Kevin Kruzich schrieb:


Clarification below...

Kevin Kruzich wrote:


I have an /etc/sasldb2 containing around 600 accounts, in GNU dbm format. In running sasldblistusers2 I can see entries like so:

[EMAIL PROTECTED]: cmusaslsecretPLAIN
[EMAIL PROTECTED]: userPassword
[EMAIL PROTECTED]: userPassword


When I try to authenticate against (using imtest) this on a host other than greenwich I get the following:


When I move the sasldb2 file to another host (eg, "mbox"), the system we're planning to migrate to, I get the following:

S: L01 NO Login failed: user not found
Authentication failed. generic failure
Security strength factor: 0

How exactly do you try to auth? The username is "[EMAIL PROTECTED]".


I CAN add another account [EMAIL PROTECTED] using saslpasswd2 --but what I really want to do is change the domain (or realm) in this existing sasldb2.

Did you read "man saslpasswd2"? You would see to use "-u domain", which sets the realm.

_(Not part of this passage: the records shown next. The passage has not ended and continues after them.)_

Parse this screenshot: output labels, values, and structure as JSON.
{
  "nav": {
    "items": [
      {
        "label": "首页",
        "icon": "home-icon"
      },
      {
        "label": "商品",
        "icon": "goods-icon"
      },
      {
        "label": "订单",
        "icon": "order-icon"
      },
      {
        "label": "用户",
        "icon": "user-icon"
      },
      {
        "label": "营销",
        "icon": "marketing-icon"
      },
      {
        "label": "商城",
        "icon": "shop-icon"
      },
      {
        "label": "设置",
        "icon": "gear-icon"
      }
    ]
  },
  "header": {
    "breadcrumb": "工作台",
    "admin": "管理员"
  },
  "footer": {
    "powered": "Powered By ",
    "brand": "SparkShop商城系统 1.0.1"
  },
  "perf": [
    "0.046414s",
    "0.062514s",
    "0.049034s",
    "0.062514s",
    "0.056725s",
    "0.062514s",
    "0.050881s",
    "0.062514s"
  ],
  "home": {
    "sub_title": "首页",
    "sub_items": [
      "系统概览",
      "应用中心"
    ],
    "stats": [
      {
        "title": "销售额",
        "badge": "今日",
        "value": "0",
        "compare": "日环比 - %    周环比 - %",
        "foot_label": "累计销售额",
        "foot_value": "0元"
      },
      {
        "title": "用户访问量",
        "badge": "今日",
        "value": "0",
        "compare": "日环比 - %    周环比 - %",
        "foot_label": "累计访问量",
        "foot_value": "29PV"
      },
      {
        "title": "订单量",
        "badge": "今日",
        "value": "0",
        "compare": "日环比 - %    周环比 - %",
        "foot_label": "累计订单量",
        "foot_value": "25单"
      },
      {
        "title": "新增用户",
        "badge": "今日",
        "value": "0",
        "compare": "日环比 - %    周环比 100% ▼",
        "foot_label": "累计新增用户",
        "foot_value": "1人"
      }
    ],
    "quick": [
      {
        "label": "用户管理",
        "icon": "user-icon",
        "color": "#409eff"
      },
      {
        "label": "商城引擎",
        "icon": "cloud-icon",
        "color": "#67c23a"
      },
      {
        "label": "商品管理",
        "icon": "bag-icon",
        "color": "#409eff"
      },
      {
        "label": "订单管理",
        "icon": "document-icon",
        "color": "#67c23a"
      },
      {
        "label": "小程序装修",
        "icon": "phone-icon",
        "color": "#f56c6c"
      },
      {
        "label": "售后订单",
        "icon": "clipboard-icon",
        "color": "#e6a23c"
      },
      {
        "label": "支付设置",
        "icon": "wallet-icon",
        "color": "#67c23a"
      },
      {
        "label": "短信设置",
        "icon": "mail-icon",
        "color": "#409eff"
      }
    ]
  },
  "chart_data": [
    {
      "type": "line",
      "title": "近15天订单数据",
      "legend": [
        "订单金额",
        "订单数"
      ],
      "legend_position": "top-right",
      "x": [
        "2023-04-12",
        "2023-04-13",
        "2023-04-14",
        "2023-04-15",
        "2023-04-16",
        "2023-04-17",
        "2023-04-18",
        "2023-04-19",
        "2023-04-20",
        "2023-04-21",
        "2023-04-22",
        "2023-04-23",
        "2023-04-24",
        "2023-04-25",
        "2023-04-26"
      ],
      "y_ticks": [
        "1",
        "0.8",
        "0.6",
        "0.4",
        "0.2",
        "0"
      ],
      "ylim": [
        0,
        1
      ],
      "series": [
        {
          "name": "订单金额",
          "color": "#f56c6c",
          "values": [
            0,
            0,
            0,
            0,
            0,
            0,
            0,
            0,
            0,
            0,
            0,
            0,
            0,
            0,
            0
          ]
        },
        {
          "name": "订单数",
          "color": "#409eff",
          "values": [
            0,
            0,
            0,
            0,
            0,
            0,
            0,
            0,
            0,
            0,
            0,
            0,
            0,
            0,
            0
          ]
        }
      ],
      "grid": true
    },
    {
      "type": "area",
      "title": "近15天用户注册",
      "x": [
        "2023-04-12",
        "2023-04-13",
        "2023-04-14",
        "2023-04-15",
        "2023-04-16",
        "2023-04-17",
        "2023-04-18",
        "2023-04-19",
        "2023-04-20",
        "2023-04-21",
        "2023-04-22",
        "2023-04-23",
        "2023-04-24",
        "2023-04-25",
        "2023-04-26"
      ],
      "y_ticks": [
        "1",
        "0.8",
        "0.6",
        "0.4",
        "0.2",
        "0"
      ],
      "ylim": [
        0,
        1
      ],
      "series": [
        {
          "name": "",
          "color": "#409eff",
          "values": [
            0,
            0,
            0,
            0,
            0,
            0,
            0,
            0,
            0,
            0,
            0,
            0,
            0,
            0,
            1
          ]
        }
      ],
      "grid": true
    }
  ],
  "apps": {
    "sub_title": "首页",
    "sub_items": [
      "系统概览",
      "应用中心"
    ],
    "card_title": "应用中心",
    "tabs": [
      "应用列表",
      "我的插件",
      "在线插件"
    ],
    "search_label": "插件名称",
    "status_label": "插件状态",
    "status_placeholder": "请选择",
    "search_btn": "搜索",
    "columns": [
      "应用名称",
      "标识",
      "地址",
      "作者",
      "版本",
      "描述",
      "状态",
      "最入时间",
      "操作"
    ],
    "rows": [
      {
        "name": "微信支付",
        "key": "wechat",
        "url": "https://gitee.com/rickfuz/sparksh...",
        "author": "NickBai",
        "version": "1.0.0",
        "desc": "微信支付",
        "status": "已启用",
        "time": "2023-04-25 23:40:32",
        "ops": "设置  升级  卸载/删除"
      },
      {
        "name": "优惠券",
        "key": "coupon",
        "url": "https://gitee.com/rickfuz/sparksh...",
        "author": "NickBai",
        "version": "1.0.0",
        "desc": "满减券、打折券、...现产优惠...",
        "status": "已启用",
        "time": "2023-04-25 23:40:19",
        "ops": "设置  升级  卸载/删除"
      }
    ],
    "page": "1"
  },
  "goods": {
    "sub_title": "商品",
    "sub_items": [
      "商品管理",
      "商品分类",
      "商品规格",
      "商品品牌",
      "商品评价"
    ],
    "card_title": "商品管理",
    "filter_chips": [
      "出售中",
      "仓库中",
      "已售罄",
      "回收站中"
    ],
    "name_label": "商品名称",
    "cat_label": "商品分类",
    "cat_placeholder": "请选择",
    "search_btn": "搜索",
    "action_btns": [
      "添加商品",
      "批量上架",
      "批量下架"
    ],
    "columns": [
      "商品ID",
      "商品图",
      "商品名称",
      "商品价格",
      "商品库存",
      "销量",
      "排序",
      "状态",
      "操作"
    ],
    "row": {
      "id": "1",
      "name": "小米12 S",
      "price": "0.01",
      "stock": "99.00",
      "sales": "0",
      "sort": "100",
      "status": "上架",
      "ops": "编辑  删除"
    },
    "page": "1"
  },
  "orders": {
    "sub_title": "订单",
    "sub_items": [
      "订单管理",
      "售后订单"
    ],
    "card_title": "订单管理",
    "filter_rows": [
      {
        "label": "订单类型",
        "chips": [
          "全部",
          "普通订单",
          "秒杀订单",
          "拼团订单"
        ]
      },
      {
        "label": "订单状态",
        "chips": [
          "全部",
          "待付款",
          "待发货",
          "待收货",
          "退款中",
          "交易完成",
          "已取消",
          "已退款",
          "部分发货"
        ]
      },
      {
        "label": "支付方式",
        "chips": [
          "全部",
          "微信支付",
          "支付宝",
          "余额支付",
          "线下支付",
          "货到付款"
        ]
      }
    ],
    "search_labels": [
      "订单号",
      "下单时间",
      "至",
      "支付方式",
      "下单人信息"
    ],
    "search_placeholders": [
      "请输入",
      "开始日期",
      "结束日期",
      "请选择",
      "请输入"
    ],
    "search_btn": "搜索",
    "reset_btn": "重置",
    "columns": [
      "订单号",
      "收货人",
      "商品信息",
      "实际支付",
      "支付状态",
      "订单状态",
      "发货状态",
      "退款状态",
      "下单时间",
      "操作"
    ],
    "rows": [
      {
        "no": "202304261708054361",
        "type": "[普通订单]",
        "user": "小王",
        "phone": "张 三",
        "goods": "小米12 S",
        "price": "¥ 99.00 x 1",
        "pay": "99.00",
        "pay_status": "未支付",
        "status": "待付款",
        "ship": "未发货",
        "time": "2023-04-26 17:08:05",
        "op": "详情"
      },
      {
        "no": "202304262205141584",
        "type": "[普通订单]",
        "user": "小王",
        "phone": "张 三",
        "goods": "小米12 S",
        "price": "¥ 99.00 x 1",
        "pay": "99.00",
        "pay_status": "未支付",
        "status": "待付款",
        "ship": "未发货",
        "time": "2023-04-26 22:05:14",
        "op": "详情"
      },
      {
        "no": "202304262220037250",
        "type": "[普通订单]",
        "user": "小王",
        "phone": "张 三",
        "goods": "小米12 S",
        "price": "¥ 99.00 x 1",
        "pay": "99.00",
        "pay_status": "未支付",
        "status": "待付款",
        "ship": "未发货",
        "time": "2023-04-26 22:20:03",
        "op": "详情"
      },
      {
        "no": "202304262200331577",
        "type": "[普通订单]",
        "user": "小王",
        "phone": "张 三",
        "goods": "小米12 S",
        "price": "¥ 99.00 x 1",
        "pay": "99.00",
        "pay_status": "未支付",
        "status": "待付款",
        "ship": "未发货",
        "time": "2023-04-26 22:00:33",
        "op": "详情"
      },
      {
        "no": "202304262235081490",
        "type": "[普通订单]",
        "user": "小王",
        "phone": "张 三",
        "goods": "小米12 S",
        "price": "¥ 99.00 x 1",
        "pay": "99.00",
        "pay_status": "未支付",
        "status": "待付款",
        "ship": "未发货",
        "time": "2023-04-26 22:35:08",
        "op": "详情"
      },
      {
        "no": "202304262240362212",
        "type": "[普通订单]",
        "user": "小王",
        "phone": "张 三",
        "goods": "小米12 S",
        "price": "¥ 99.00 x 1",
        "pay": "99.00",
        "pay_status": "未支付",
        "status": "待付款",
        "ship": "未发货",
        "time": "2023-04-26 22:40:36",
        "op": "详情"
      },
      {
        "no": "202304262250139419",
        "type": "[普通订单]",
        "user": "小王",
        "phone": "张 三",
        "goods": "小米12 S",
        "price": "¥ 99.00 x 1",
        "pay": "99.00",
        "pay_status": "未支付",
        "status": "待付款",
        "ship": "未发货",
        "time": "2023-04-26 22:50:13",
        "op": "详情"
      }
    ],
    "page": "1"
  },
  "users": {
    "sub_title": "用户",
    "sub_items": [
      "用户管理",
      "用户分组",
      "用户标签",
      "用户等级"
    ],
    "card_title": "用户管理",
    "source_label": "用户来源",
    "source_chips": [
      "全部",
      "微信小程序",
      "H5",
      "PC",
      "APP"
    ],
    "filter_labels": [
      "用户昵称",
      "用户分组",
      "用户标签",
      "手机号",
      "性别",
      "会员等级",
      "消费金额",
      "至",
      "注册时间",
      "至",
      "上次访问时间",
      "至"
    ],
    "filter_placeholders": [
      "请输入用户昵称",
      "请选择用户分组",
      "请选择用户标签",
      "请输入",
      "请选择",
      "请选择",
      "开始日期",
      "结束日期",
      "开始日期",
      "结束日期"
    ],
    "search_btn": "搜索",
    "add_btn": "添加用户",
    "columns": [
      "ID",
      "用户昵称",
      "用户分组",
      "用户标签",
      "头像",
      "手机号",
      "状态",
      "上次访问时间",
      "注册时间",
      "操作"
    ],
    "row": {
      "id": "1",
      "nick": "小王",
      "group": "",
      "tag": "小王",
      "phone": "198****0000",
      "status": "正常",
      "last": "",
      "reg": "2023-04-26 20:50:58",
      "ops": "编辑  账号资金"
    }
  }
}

By default the domain / realm is the hostname where you run saslpasswd2.


I've moved the sasldb2 file to another host --and I can add an additional account there. So there's [EMAIL PROTECTED] and [EMAIL PROTECTED] But what I'd rather do is just change the name of the realm for joe, leaving his former password intact.

Why does the realm matter if you seem to haven't it used for auth previously?